Siang itu, di kediaman keluarga Assa.

"Ayah! Ibu!" Baru saja Rafa keluar rumah, tiba-tiba langsung kembali masuk sambil berteriak memanggil kedua orang tuanya.

"Ada apa Rafa?" Budi dan Mirna menatap anaknya khawatir.

"Ini ada surat sama ponsel Kak Green di dekat pintu." Rafa memberikannya pada papanya.

"Apa ini?" Cepat-cepat Budi membaca isi secarik kertas itu.

"Paman, Bibi dan Rafa. Mulai detik ini, berhentilah mengkhawatirkanku. Jangan mencariku. Aku pergi dan akan mencoba hidup dengan lebih baik. Aku tak ingin menyusahkan kalian lagi. Usiaku sudah 21 tahun. Aku sudah dewasa, dan aku akan hidup mandiri. Terimakasih untuk segala rasa sayang yang telah kalian berikan untukku." 

Green Assa.

Tangan Budi gemetar membacanya. Mirna yang ikut membacanya, langsung memegang dadanya.

"Tidak mungkin!" gumam Mirna. Sementara Budi langsung beranjak berdiri dan berjalan ke kamar Green. Demikian pula dengan istrinya. Budi dan Mirna segera memeriksa isi lemari dan meja juga seluruh isi ruangan itu. Barang-barang dan yang terutama baju milik Green, semua masih lengkap ada di sana.

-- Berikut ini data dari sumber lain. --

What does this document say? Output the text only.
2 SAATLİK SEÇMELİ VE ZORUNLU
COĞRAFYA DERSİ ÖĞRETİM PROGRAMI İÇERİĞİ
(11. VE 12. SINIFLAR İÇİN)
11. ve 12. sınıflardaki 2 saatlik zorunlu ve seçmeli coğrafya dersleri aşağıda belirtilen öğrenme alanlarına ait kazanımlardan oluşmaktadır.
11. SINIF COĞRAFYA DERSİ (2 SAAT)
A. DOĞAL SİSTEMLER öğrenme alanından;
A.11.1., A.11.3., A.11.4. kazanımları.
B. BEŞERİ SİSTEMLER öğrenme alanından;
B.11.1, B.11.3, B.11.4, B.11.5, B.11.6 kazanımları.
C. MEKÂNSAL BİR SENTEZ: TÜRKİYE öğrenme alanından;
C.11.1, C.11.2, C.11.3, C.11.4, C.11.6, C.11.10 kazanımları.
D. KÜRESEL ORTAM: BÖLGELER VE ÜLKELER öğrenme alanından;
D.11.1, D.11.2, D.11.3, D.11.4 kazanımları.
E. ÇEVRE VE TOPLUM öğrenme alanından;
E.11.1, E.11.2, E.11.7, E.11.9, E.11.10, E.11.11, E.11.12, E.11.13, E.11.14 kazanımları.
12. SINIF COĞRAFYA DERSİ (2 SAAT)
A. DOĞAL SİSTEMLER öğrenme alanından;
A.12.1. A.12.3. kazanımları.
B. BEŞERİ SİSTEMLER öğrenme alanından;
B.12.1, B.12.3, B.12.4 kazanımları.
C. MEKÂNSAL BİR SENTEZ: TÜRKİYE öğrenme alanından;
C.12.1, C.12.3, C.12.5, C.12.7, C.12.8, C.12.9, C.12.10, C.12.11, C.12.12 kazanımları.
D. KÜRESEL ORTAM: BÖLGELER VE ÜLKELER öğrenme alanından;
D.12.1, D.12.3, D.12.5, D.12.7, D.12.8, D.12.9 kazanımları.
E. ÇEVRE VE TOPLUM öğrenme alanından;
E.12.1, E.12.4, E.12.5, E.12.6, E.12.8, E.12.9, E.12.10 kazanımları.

Budi menggeleng. "Tidak. Green berbohong! Aku takut terjadi sesuatu padanya! Kita harus mencarinya, Mirna!"

Mirna mengangguk cepat. Maka mereka berdua berpencar mencari Green sementara Rafa disuruh untuk tetap berada di rumah menunggu kepulangan mereka. Rafa yang tetap tinggal di rumah, menangis tersedu-sedu. Dia sangat mengkhawatirkan kakaknya yang sakit itu.

***

"Lepaskan aku! Biarkan aku mati!" Hana menangis meronta-ronta. Memukul-mukul lengan lelaki itu yang semakin erat melingkar di tubuhnya. Green tidak tahu harus berbuat apa lagi. Yang ada di pikirannya saat ini adalah bagaimana caranya mencegah gadis ini agar tidak jadi melompat. Apa yang harus dia lakukan?

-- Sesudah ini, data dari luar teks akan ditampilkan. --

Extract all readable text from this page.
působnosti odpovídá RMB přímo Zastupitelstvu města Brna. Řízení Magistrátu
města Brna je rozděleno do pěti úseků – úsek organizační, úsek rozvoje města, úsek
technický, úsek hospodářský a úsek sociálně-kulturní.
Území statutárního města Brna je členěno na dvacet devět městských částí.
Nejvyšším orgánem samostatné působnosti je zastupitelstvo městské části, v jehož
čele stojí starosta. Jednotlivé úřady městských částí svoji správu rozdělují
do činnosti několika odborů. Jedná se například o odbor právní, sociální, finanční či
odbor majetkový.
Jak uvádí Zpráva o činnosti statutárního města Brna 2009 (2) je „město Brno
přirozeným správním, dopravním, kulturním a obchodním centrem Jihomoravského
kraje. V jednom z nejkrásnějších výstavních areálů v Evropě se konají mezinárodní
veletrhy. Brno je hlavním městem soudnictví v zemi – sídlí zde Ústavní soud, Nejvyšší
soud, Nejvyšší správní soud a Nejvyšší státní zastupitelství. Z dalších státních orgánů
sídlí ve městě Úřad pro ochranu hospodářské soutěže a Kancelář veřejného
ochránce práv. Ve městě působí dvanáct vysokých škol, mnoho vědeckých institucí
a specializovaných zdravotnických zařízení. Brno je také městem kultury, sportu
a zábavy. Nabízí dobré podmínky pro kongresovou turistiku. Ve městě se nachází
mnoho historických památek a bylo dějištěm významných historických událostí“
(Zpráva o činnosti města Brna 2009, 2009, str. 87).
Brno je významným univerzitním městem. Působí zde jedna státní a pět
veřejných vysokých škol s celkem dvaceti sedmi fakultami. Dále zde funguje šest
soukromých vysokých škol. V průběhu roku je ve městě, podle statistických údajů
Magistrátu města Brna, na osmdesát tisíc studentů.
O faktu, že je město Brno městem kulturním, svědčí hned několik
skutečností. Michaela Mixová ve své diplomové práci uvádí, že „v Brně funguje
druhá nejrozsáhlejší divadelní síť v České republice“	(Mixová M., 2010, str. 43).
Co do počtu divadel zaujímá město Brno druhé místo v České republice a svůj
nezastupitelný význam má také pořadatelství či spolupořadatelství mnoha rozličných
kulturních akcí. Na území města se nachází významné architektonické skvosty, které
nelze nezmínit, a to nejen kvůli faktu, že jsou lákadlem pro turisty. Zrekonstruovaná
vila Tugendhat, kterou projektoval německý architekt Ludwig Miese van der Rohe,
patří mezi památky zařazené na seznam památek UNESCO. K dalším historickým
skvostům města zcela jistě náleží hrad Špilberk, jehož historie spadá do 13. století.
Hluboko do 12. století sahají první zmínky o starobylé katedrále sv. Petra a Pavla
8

"Aku, aku tak akan bunuh diri." Satu kalimat yang sebenarnya sangat sulit diucapkan Green, akhirnya dilontarkannya juga. Biar bagaimana pun menyelamatkan nyawa gadis ini lebih mendesak daripada penderitaan apa pun yang akan dia hadapi nanti jika dia memilih untuk terus hidup. Selain itu, tanpa harus bunuh diri pun, kapan dan di mana pun dia bisa saja mati karena penyakit yang dia derita.

"Apa maksudmu? Tolong lepaskan aku." Hana berhenti meronta tetapi tetap berupaya melepaskan diri dari lingkaran pelukan Green. Green menggeleng tak melonggarkan sedikitpun pelukannya.

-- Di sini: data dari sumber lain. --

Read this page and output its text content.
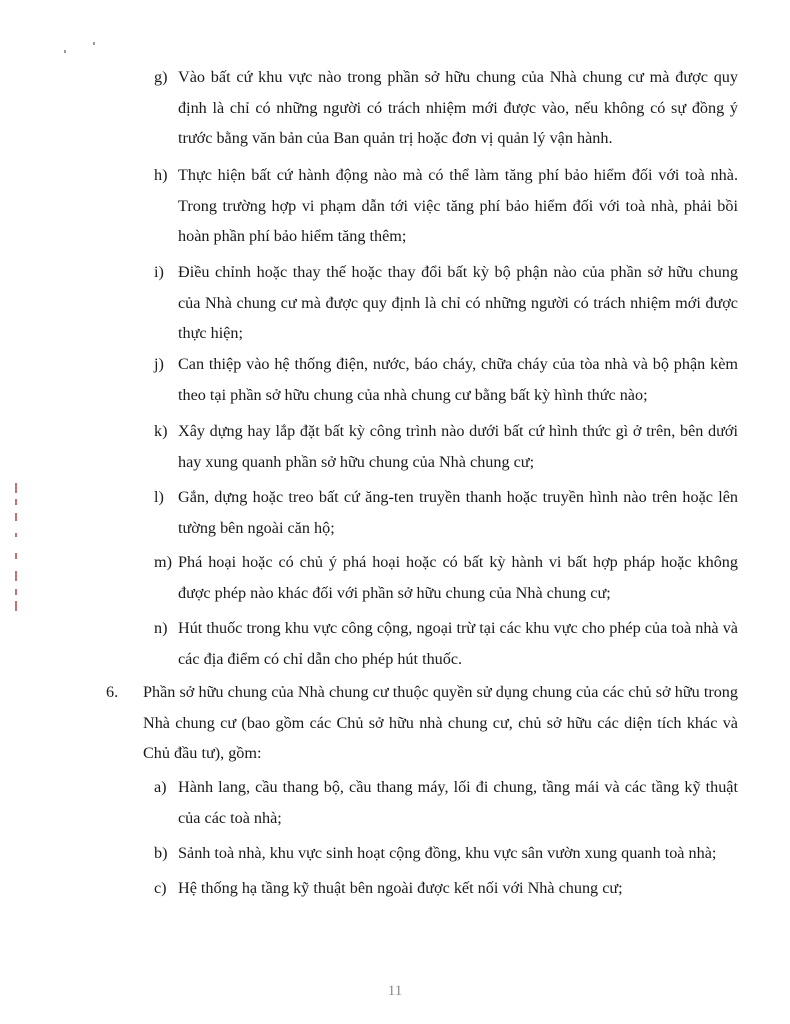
g) Vào bất cứ khu vực nào trong phần sở hữu chung của Nhà chung cư mà được quy định là chỉ có những người có trách nhiệm mới được vào, nếu không có sự đồng ý trước bằng văn bản của Ban quản trị hoặc đơn vị quản lý vận hành.
h) Thực hiện bất cứ hành động nào mà có thể làm tăng phí bảo hiểm đối với toà nhà. Trong trường hợp vi phạm dẫn tới việc tăng phí bảo hiểm đối với toà nhà, phải bồi hoàn phần phí bảo hiểm tăng thêm;
i) Điều chỉnh hoặc thay thế hoặc thay đổi bất kỳ bộ phận nào của phần sở hữu chung của Nhà chung cư mà được quy định là chỉ có những người có trách nhiệm mới được thực hiện;
j) Can thiệp vào hệ thống điện, nước, báo cháy, chữa cháy của tòa nhà và bộ phận kèm theo tại phần sở hữu chung của nhà chung cư bằng bất kỳ hình thức nào;
k) Xây dựng hay lắp đặt bất kỳ công trình nào dưới bất cứ hình thức gì ở trên, bên dưới hay xung quanh phần sở hữu chung của Nhà chung cư;
l) Gắn, dựng hoặc treo bất cứ ăng-ten truyền thanh hoặc truyền hình nào trên hoặc lên tường bên ngoài căn hộ;
m) Phá hoại hoặc có chủ ý phá hoại hoặc có bất kỳ hành vi bất hợp pháp hoặc không được phép nào khác đối với phần sở hữu chung của Nhà chung cư;
n) Hút thuốc trong khu vực công cộng, ngoại trừ tại các khu vực cho phép của toà nhà và các địa điểm có chỉ dẫn cho phép hút thuốc.
6. Phần sở hữu chung của Nhà chung cư thuộc quyền sử dụng chung của các chủ sở hữu trong Nhà chung cư (bao gồm các Chủ sở hữu nhà chung cư, chủ sở hữu các diện tích khác và Chủ đầu tư), gồm:
a) Hành lang, cầu thang bộ, cầu thang máy, lối đi chung, tầng mái và các tầng kỹ thuật của các toà nhà;
b) Sảnh toà nhà, khu vực sinh hoạt cộng đồng, khu vực sân vườn xung quanh toà nhà;
c) Hệ thống hạ tầng kỹ thuật bên ngoài được kết nối với Nhà chung cư;
11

"Aku tak akan bunuh diri, baik sekarang atau pun di masa depan. Apa kamu mendengarku?" ucap Green menegaskan. Tangan Hana yang menggenggam pergelangan Green untuk melepaskan diri, terhenti begitu saja.

Apa laki-laki ini sungguh-sungguh? Jika benar, berarti rencananya berhasil. Hana tersenyum di dalam hatinya.

"Apa kamu sungguh-sungguh?" tanya Hana menolehkan sedikit wajahnya, melirik Green yang masih memeluknya dari belakang.

"Iya aku sungguh-sungguh. Kamu berhasil menolongku, kamu telah berguna. Jadi jangan akhiri nyawamu," ucap Green cepat.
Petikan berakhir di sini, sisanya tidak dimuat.